– Что?
– Провалы.
– Какие провалы?..
Илюха научился немного управлять этим и даже извлекать пользу. Он любил длинные нудные дела: чистить картошку, мыть посуду… Руки делают механическую работу, а сознание проваливается. Вода утекает из раковины сквозь шесть дырочек, делает вид, что бежит в трубу. Но там всё не так. Там всё другое, там пространство вывернуто наизнанку, вода сразу застывает и превращается в лёд, чистейший лёд, он капает с потолка пещеры… Илюха идёт по этой пещере с фонариком, и на каску его капает вода с ледяных сосулек.
Так же бывало и на скучных уроках. Иногда Илья застывал над решением трудной задачи, а потом выныривал из песка, сосновых иголок и пенопластовых шариков – сначала со счастьем, что его не успели засыпать, и потом с ещё большим счастьем, что ничего этого не было. И ответ задачи уже откуда-то был в голове. Но это случалось не всегда, так что учился Илья неровно.
Однажды учитель отправил его на математическую олимпиаду вместо заболевшего Вадика. Случайно: просто Илюха жил недалеко и успевал добежать до школы. Он помнил, как зашёл в класс, как взял задание олимпиады.
А потом обнаружил себя в девчоночьем туалете. Хорошо, никто его там не видел, кроме уборщицы.
На вопрос учителя: «Как прошло?» – пожал плечами. Однако потом ему дали какой-то диплом второй степени. Правда, сразу после этого он нахватал семь двоек за один день. И учитель математики решил, что он перенапрягся. Зато перестал дёргать: «Волохов, ты где сейчас?»
Тихо подкладывал задачи разной сложности – и в конце урока забирал то готовое решение, то чистый лист.
Единственное, где Илья научился чётко проваливаться в эти вспышки сна, – стоматологический кабинет. Зубы достались плохие, лечить приходилось часто. Илья спокойно садился в кресло, открывал рот. Наблюдал за руками врача – больше нигде он так близко не видел женских рук, рассматривал поры и мелкие морщинки. Ногти покрашены сиреневым лаком, а безымянный палец – ярко-розовым.
…Как в племени Си, в древнем африканском племени, где безымянный палец считался особенным. Им нельзя было совершать никакой работы. Можно было использовать лишь в двух случаях: при игре на музыкальном инструменте и прикосновении к любимой женщине. С тех пор возникла традиция надевать на палец обручальное кольцо. А детям, чтобы не перепутали, какой палец нужно беречь и ни в коем случае не совать, например, в нос, ноготь этого пальца красили специальной глиной.

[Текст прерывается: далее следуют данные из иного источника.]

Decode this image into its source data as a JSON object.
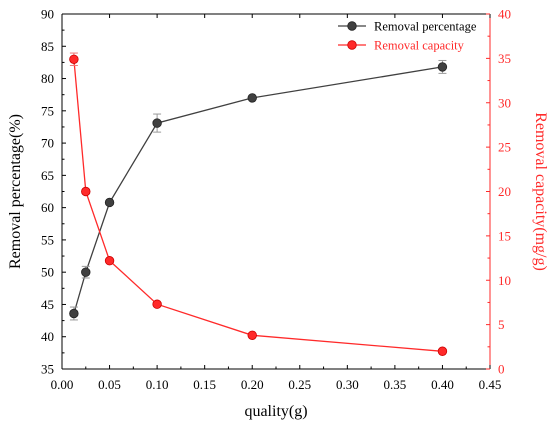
{
  "chart_data": {
    "type": "line",
    "xlabel": "quality(g)",
    "ylabel_left": "Removal percentage(%)",
    "ylabel_right": "Removal capacity(mg/g)",
    "xlim": [
      0.0,
      0.45
    ],
    "ylim_left": [
      35,
      90
    ],
    "ylim_right": [
      0,
      40
    ],
    "x_ticks": [
      "0.00",
      "0.05",
      "0.10",
      "0.15",
      "0.20",
      "0.25",
      "0.30",
      "0.35",
      "0.40",
      "0.45"
    ],
    "y_left_ticks": [
      "35",
      "40",
      "45",
      "50",
      "55",
      "60",
      "65",
      "70",
      "75",
      "80",
      "85",
      "90"
    ],
    "y_right_ticks": [
      "0",
      "5",
      "10",
      "15",
      "20",
      "25",
      "30",
      "35",
      "40"
    ],
    "legend_position": "top-right",
    "grid": false,
    "series": [
      {
        "name": "Removal percentage",
        "axis": "left",
        "color": "#404040",
        "x": [
          0.0125,
          0.025,
          0.05,
          0.1,
          0.2,
          0.4
        ],
        "values": [
          43.6,
          50.0,
          60.8,
          73.1,
          77.0,
          81.8
        ],
        "error": [
          1.0,
          0.9,
          0.0,
          1.4,
          0.0,
          1.0
        ]
      },
      {
        "name": "Removal capacity",
        "axis": "right",
        "color": "#ff2a2a",
        "x": [
          0.0125,
          0.025,
          0.05,
          0.1,
          0.2,
          0.4
        ],
        "values": [
          34.9,
          20.0,
          12.2,
          7.3,
          3.8,
          2.0
        ],
        "error": [
          0.7,
          0.0,
          0.0,
          0.0,
          0.0,
          0.0
        ]
      }
    ]
  }
}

Лица у людей племени Си были широкие, почти азиатские, цвета крепкого чая. Но у Илюхиной невесты цвет лица был ещё темнее, почти чёрный; и очень длинная у неё была шея. Илюха любил смотреть на неё в профиль, когда солнце садится и тени становятся острыми. Он ещё ничего не сказал ей, только иногда ночами представлял её профиль с длинной шеей и прикладывал безымянный палец к губам. Спать было жарко, циновка из травы пахла травой и потом, по ней полз муравей и…
– Сплюньте, – сказала врач.
Илюха увидел яркий свет стоматологической лампы, послушно сплюнул, попросил салфетку. И незаметно приложил безымянный палец к онемевшей губе.
…Они шли с классом на экскурсию, выходили все вместе из автобуса и шли к монастырю. До монастыря было шагов сто, не больше.
– Я кошелёк забыл, я быстро, – сказал Илья и побежал обратно к автобусу.
На стоянке был маленький киоск с кофе и пирожками. Зачем он сбежал ото всех?
Непонятно; ясно только, что сейчас ему совершенно необходимо побыть даже не одному, а без них.
Кофе продавал азиатский паренёк с плохой кожей. С акцентом попросил «без сдача», Илюха выгреб из карманов мелочь.
И вдруг он услышал музыку. Тихо-тихо. Музыка была самая настоящая, не в голове. Крейцерова соната. Звонок у кого-то? Нет. Нет, точно: из-за кофейного прилавка.
– Это вы Бетховена слушаете?
Паренёк закивал:
– Да, да, люблю скрипка очень.
Илюха спокойно выпил кофе, дослушал коду первой части.
– Красиво.
– Написано в телефоне: «Крейцерова соната», – сказал паренёк. С телефона, значит, слушает.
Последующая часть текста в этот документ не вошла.